Personal information
- Date of birth: 9 January 1983 (age 43)
- Place of birth: Gwanda, Zimbabwe
- Height: 1.75 m (5 ft 9 in)
- Position: Second striker

Youth career
- Bosso Juniors

Senior career*
- Years: Team / Apps / (Gls)
- 2002–2007: Highlanders
- 2007–2012: Cercle Brugge / 93 / (16)
- 2012–2013: Antwerp / 14 / (1)
- 2013–2016: Izegem / 80 / (4)

International career^{‡}
- 2004–: Zimbabwe / 18 / (3)

= Honour Gombami =

Zimbabwean footballer (born 1983)

Honour Gombami (born 9 January 1983) is a Zimbabwean former professional football player. He is a member of the Zimbabwe national football team.

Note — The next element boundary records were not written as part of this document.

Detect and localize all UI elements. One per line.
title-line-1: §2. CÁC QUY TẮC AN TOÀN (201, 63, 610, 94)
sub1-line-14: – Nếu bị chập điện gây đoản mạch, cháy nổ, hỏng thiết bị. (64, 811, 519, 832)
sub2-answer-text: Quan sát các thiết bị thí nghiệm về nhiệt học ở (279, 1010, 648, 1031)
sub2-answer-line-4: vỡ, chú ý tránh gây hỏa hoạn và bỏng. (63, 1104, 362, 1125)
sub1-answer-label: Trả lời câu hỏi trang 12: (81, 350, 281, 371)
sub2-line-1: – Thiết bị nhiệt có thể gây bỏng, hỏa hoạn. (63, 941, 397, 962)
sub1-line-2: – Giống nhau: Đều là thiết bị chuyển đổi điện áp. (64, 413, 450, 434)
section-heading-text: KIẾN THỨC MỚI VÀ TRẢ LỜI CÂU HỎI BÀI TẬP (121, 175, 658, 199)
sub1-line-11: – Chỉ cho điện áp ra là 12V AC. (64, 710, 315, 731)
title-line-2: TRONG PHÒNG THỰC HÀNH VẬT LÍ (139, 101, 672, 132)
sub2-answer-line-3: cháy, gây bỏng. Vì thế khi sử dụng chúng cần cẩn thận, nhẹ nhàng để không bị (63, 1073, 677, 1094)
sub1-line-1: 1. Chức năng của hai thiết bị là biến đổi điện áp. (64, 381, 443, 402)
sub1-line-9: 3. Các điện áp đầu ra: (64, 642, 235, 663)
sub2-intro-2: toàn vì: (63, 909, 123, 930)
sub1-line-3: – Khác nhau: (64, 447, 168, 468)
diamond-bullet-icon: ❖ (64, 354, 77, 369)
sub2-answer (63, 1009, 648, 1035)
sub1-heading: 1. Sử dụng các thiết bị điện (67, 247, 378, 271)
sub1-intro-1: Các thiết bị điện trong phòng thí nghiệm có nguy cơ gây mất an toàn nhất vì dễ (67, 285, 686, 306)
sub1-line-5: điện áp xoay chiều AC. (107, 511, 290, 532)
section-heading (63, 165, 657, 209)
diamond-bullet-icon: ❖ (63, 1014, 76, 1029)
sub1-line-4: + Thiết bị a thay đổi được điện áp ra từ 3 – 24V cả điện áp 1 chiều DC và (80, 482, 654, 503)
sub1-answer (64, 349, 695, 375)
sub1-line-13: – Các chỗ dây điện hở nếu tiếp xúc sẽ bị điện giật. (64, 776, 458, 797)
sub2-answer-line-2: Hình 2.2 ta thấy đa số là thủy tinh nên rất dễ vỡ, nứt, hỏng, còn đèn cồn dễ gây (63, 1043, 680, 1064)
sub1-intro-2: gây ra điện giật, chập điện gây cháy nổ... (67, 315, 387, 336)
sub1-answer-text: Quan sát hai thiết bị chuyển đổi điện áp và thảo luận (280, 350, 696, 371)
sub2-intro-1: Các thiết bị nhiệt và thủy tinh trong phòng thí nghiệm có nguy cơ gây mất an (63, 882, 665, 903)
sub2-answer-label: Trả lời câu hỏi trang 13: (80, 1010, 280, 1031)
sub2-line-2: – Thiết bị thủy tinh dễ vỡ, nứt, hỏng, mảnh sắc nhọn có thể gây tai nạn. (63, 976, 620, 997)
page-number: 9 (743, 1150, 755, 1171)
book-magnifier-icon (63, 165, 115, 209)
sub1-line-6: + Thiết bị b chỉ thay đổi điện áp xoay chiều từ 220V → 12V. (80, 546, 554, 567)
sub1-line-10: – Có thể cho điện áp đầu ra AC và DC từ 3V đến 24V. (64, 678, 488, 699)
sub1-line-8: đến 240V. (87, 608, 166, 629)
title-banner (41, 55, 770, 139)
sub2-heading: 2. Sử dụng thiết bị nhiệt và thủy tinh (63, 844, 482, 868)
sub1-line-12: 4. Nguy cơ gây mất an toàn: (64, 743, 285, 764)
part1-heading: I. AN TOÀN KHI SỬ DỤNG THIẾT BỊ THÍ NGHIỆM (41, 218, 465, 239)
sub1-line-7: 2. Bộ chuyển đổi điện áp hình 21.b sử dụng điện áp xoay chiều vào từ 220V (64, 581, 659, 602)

Cercle's new head coach De Boeck was quite immediately impressed by Gombami's skills. He even stated that in the future he saw Gombami playing for Anderlecht, De Boeck's former team and Belgium's most notable top team. Rumours were going that Anderlecht had approached Gombami for a transfer in May 2008. However, Anderlecht manager Herman Van Holsbeeck denied this.

Gombami lives together with his teammate Vuza Nyoni in an apartment in Bruges. They both recommended Obadiah Tarumbwa to the Cercle management.

In December 2010, Gombami was severely injured in a match against RC Genk. It took 15 months for Gombami to make his comeback. In the summer of 2012, Gombami signed for Belgian Second Division team Antwerp. He then played three years for Izegem, and retired in 2016.